Vice VRsa: Balancing Bystander’s and VR user’s Privacy through Awareness Cues Inside and Outside VR

Youngwook Do, Frederik Brudy, George Fitzmaurice, Fraser Anderson
Proceedings of Graphics Interface 2023 (GI'23), Victoria, BC, Canada 2023
tl;dr: VR users can be watched without knowing, and they can also record bystanders. Vice VRsa alerts VR users when people are nearby and alerts bystanders if the VR user is recording.

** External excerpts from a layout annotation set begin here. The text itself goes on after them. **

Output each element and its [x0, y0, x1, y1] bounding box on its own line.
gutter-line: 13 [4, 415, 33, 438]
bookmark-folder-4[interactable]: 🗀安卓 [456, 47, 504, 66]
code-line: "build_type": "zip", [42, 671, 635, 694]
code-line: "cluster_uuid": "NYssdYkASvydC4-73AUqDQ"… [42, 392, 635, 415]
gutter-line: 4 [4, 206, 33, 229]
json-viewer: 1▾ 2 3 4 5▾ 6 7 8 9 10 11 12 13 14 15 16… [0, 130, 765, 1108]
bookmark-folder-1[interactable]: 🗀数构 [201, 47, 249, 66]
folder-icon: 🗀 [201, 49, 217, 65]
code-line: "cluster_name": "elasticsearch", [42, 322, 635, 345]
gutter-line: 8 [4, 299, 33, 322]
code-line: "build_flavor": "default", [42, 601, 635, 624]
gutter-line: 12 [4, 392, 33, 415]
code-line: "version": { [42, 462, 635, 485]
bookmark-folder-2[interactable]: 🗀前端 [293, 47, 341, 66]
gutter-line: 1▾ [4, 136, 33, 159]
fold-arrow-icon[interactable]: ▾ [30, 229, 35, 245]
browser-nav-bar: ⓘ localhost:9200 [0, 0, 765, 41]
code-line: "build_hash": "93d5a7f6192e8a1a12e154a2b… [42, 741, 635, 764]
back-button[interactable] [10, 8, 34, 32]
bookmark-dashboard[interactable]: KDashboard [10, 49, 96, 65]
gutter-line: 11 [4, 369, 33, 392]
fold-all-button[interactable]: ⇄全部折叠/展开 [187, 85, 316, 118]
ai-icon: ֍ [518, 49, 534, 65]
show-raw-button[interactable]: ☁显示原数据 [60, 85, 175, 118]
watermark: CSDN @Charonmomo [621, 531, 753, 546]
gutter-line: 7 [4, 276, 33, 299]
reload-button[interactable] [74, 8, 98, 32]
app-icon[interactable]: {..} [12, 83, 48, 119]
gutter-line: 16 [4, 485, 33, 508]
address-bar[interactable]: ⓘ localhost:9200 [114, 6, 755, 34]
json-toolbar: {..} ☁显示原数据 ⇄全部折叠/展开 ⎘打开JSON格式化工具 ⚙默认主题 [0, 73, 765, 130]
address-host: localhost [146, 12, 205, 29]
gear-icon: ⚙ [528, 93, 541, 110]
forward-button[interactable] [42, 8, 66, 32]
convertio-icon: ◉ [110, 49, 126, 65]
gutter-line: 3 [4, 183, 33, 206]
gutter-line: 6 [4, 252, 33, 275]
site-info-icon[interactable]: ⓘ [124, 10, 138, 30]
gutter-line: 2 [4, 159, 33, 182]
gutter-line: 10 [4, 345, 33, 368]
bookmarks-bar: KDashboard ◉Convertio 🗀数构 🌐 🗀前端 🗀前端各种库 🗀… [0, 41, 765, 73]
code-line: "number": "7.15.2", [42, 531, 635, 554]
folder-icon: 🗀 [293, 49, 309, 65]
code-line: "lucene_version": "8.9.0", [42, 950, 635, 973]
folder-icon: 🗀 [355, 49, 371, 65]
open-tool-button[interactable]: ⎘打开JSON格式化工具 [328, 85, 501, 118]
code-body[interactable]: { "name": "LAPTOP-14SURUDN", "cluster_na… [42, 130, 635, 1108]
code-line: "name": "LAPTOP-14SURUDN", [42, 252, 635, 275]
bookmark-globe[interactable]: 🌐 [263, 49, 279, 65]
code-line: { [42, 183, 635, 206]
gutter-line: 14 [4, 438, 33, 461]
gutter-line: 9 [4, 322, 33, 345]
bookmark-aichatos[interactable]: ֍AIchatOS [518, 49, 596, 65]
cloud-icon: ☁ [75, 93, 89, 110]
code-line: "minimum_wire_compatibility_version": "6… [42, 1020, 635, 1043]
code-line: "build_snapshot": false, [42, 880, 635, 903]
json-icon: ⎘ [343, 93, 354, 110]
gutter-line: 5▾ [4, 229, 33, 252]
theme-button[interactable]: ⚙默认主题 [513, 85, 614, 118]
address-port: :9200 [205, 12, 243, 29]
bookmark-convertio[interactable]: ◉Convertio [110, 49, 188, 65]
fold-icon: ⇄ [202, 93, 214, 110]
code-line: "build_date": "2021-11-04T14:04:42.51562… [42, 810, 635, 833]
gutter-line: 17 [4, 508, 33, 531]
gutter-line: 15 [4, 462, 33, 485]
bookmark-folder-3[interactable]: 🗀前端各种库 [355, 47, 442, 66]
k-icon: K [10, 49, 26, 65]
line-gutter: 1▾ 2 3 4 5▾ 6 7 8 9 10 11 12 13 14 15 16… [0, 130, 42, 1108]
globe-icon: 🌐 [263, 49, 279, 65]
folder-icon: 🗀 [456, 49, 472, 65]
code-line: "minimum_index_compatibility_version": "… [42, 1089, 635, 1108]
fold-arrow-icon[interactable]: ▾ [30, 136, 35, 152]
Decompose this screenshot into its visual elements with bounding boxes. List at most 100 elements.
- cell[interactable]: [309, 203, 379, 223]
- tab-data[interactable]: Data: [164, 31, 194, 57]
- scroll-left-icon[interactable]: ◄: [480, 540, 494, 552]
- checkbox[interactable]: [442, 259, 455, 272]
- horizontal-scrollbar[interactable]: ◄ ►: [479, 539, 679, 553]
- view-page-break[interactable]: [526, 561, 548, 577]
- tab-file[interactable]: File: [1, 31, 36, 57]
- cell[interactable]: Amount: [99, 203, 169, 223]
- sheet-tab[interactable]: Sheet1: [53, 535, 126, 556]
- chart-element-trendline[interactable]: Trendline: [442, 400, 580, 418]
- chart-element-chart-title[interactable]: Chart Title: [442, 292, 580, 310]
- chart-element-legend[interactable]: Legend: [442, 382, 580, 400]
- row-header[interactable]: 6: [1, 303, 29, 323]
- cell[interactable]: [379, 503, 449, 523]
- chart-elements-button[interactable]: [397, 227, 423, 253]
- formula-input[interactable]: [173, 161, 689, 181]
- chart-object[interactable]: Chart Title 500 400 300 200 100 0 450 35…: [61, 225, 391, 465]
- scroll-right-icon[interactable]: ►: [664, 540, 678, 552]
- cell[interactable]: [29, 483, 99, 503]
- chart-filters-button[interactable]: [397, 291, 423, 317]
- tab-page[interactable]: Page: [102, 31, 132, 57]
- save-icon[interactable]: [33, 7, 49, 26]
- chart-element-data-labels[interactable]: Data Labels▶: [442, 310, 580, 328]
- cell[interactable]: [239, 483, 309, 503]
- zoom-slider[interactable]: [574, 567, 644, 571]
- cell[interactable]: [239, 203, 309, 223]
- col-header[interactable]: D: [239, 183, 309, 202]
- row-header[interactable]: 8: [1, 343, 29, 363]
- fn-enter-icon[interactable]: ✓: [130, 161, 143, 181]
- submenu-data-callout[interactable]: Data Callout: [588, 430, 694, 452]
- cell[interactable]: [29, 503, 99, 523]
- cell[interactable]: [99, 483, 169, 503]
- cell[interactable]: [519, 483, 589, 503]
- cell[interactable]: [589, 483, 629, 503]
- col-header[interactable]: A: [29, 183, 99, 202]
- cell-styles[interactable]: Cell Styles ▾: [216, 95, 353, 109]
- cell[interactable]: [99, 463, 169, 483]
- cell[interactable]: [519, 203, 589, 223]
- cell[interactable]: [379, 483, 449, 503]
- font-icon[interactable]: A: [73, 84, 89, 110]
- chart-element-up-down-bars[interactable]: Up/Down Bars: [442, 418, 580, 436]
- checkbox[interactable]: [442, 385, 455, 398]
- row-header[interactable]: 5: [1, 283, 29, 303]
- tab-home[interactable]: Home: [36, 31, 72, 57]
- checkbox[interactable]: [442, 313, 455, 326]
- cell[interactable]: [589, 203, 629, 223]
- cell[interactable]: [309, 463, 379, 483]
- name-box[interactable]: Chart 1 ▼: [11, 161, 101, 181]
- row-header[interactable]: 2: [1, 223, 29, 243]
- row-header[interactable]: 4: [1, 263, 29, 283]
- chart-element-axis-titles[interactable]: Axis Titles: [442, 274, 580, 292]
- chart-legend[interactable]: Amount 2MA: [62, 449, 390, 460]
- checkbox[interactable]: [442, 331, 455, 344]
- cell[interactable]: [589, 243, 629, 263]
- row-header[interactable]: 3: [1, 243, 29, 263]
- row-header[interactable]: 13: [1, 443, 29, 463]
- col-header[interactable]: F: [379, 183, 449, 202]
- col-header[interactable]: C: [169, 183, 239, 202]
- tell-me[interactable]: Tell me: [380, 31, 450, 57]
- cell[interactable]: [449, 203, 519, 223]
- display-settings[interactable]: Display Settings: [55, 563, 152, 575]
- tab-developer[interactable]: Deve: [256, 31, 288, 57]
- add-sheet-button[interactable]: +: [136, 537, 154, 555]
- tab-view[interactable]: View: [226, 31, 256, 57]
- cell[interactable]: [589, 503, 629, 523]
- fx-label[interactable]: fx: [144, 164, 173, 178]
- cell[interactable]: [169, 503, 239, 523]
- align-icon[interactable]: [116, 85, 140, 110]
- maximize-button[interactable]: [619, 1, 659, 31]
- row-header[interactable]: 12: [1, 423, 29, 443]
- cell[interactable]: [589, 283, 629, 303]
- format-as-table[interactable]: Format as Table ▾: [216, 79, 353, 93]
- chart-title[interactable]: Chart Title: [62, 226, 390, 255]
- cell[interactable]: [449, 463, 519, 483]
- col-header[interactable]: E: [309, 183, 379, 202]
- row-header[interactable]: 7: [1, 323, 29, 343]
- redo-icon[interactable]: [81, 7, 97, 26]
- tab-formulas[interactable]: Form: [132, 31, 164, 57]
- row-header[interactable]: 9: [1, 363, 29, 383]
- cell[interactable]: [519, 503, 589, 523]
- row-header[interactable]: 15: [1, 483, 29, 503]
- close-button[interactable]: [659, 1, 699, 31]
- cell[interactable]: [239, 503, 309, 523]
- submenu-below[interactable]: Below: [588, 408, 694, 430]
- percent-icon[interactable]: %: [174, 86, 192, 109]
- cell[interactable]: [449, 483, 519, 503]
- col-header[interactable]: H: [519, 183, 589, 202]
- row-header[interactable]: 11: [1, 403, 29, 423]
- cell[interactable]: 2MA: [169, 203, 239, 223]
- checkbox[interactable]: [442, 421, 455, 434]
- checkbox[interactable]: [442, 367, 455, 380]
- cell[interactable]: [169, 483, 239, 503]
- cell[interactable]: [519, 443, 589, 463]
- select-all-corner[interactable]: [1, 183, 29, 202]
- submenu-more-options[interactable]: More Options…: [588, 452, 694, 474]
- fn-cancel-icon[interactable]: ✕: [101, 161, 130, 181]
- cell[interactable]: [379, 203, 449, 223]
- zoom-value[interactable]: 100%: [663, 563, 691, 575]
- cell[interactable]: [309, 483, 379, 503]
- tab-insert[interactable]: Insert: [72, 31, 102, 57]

The immersive experience of Virtual Reality (VR) disconnects VR users from their physical surroundings, subjecting them to surveillance from bystanders who could record conversations without consent. While recent research has sought to mitigate this risk (e.g., VR users can stream a live view of their surrounding area into VR), it does not address that bystanders are conversely being recorded by the VR stream without their knowledge. This creates a causality dilemma where the VR user’s privacy-enhancing activities raise the bystander’s privacy concerns. We introduce Vice VRsa, a system that provides awareness of bystander presence to VR users as well as a VR user’s monitoring status to bystanders. This work seeks to provide a concept and set of interactions for considering mutual awareness and privacy for both VR users and bystanders. Results from preliminary interviews with VR experts suggest factors for privacy implications in designing VR interactions in public physical spaces.